Essa expressão – “conceito unitário funcional” –, por si só, demonstra a incapacidade do legislador na compreensão do funcionalismo penal e da teoria do domínio do fato. Decerto, o funcionalismo prega a distinção entre autoria e participação e, contudo, o projeto agregou “unitário” ao “funcional”, tornando enigmática a intenção dos parlamentares.
Vale conferir os artigos 36 a 38 do projeto, que versam sobre o concurso de pessoas151:
Concurso de pessoas
Art. 36. Quem, de qualquer modo, concorre para o crime incide nas penas a este cominadas, na medida de sua culpabilidade.

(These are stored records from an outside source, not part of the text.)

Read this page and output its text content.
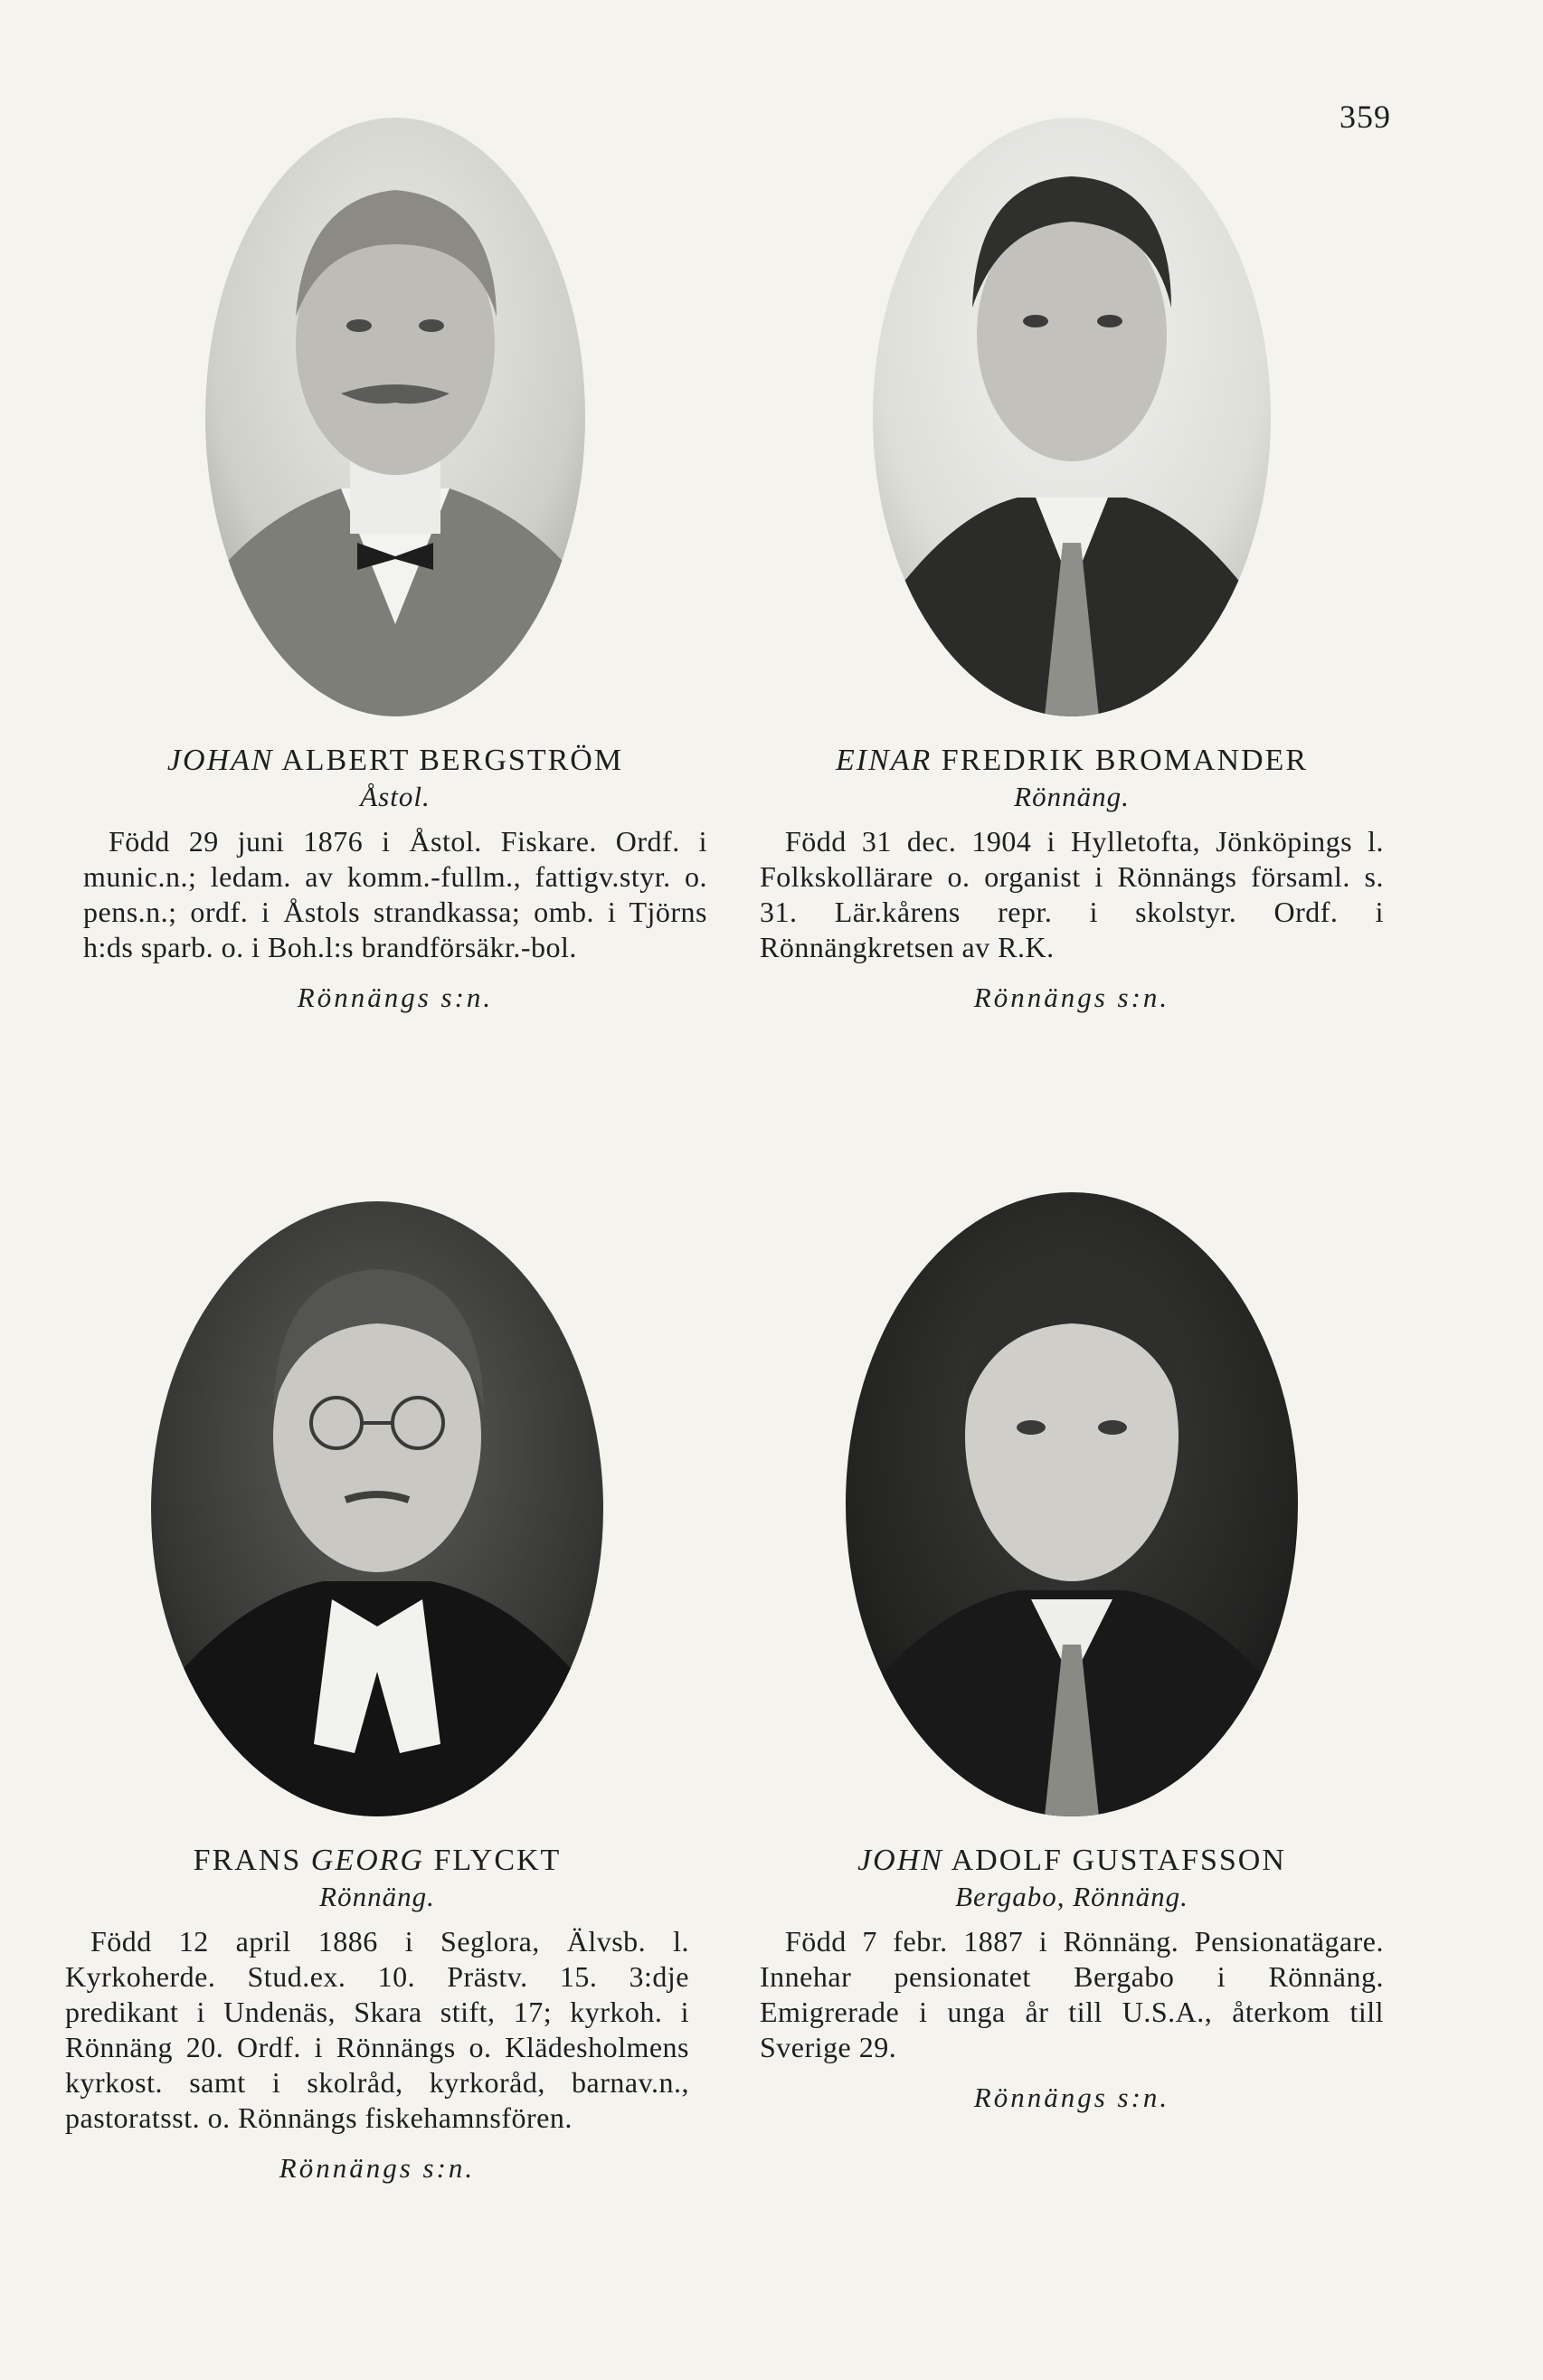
359
JOHAN ALBERT BERGSTRÖM
Åstol.
Född 29 juni 1876 i Åstol. Fiskare. Ordf. i munic.n.; ledam. av komm.-fullm., fattigv.styr. o. pens.n.; ordf. i Åstols strandkassa; omb. i Tjörns h:ds sparb. o. i Boh.l:s brandförsäkr.-bol.
Rönnängs s:n.
EINAR FREDRIK BROMANDER
Rönnäng.
Född 31 dec. 1904 i Hylletofta, Jönköpings l. Folkskollärare o. organist i Rönnängs församl. s. 31. Lär.kårens repr. i skolstyr. Ordf. i Rönnängkretsen av R.K.
Rönnängs s:n.
FRANS GEORG FLYCKT
Rönnäng.
Född 12 april 1886 i Seglora, Älvsb. l. Kyrkoherde. Stud.ex. 10. Prästv. 15. 3:dje predikant i Undenäs, Skara stift, 17; kyrkoh. i Rönnäng 20. Ordf. i Rönnängs o. Klädesholmens kyrkost. samt i skolråd, kyrkoråd, barnav.n., pastoratsst. o. Rönnängs fiskehamnsfören.
Rönnängs s:n.
JOHN ADOLF GUSTAFSSON
Bergabo, Rönnäng.
Född 7 febr. 1887 i Rönnäng. Pensionatägare. Innehar pensionatet Bergabo i Rönnäng. Emigrerade i unga år till U.S.A., återkom till Sverige 29.
Rönnängs s:n.
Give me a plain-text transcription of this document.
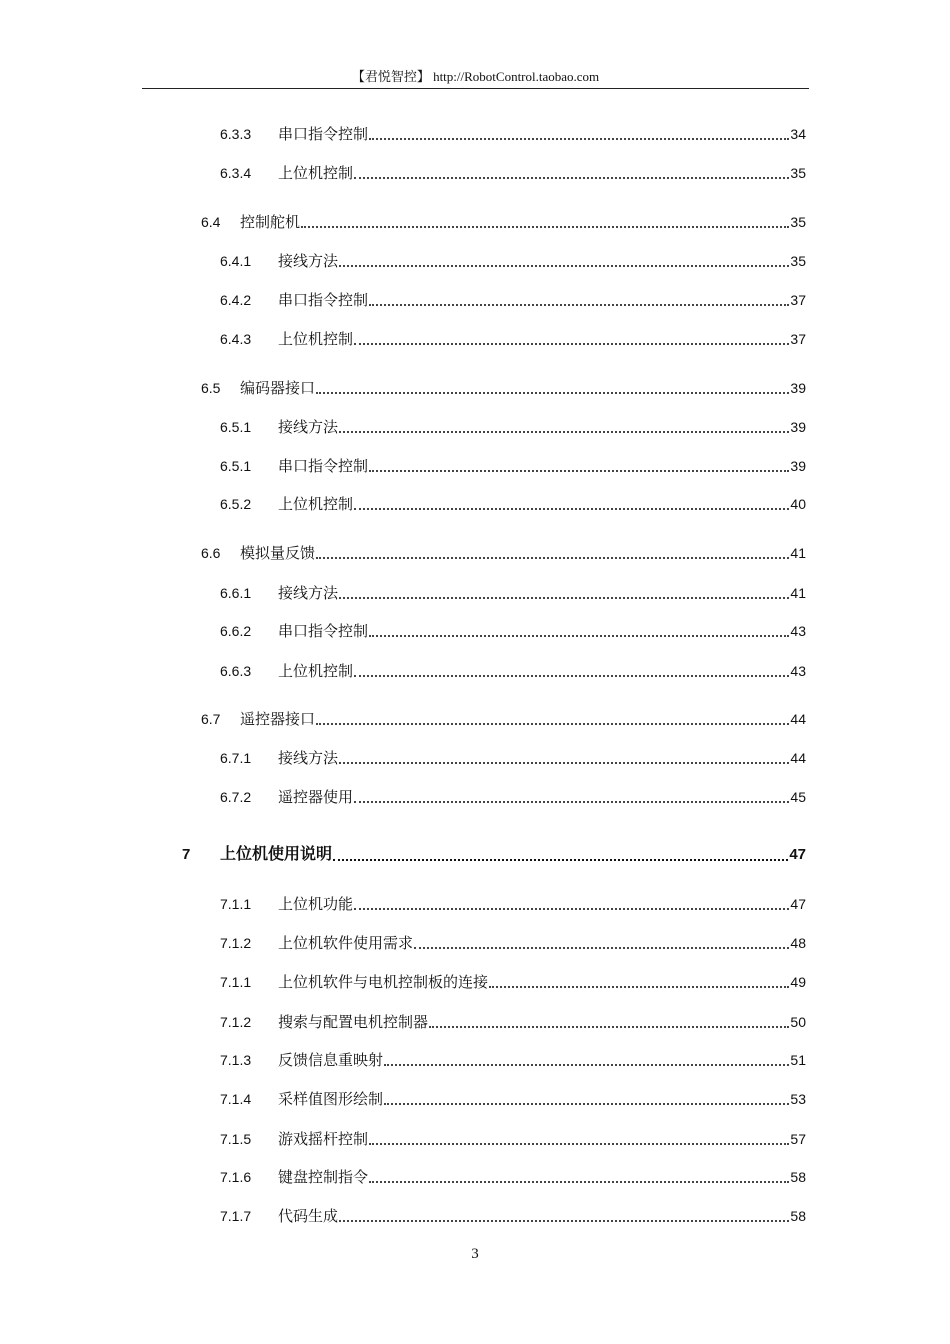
【君悦智控】 http://RobotControl.taobao.com
6.3.3	串口指令控制	34
6.3.4	上位机控制	35
6.4	控制舵机	35
6.4.1	接线方法	35
6.4.2	串口指令控制	37
6.4.3	上位机控制	37
6.5	编码器接口	39
6.5.1	接线方法	39
6.5.1	串口指令控制	39
6.5.2	上位机控制	40
6.6	模拟量反馈	41
6.6.1	接线方法	41
6.6.2	串口指令控制	43
6.6.3	上位机控制	43
6.7	遥控器接口	44
6.7.1	接线方法	44
6.7.2	遥控器使用	45
7	上位机使用说明	47
7.1.1	上位机功能	47
7.1.2	上位机软件使用需求	48
7.1.1	上位机软件与电机控制板的连接	49
7.1.2	搜索与配置电机控制器	50
7.1.3	反馈信息重映射	51
7.1.4	采样值图形绘制	53
7.1.5	游戏摇杆控制	57
7.1.6	键盘控制指令	58
7.1.7	代码生成	58
3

150 GRECO, Luís; LEITE, Alaor; TEIXEIRA, Adriano; ASSIS, Augusto. Autoria como domínio do fato: estudos introdutórios sobre o concurso de pessoas no direito penal brasileiro, p. 80.
151 BRASIL. Projeto de Lei do Senado – PLS n. 236, de 2012. Novo Código Penal. Disponível em: < http://www25.senado.leg.br/web/atividade/materias/-/materia/106404>. Acesso em: 21 abr. 2016. Trata-se da versão mais atual, publicada em 17 de dezembro de 2014.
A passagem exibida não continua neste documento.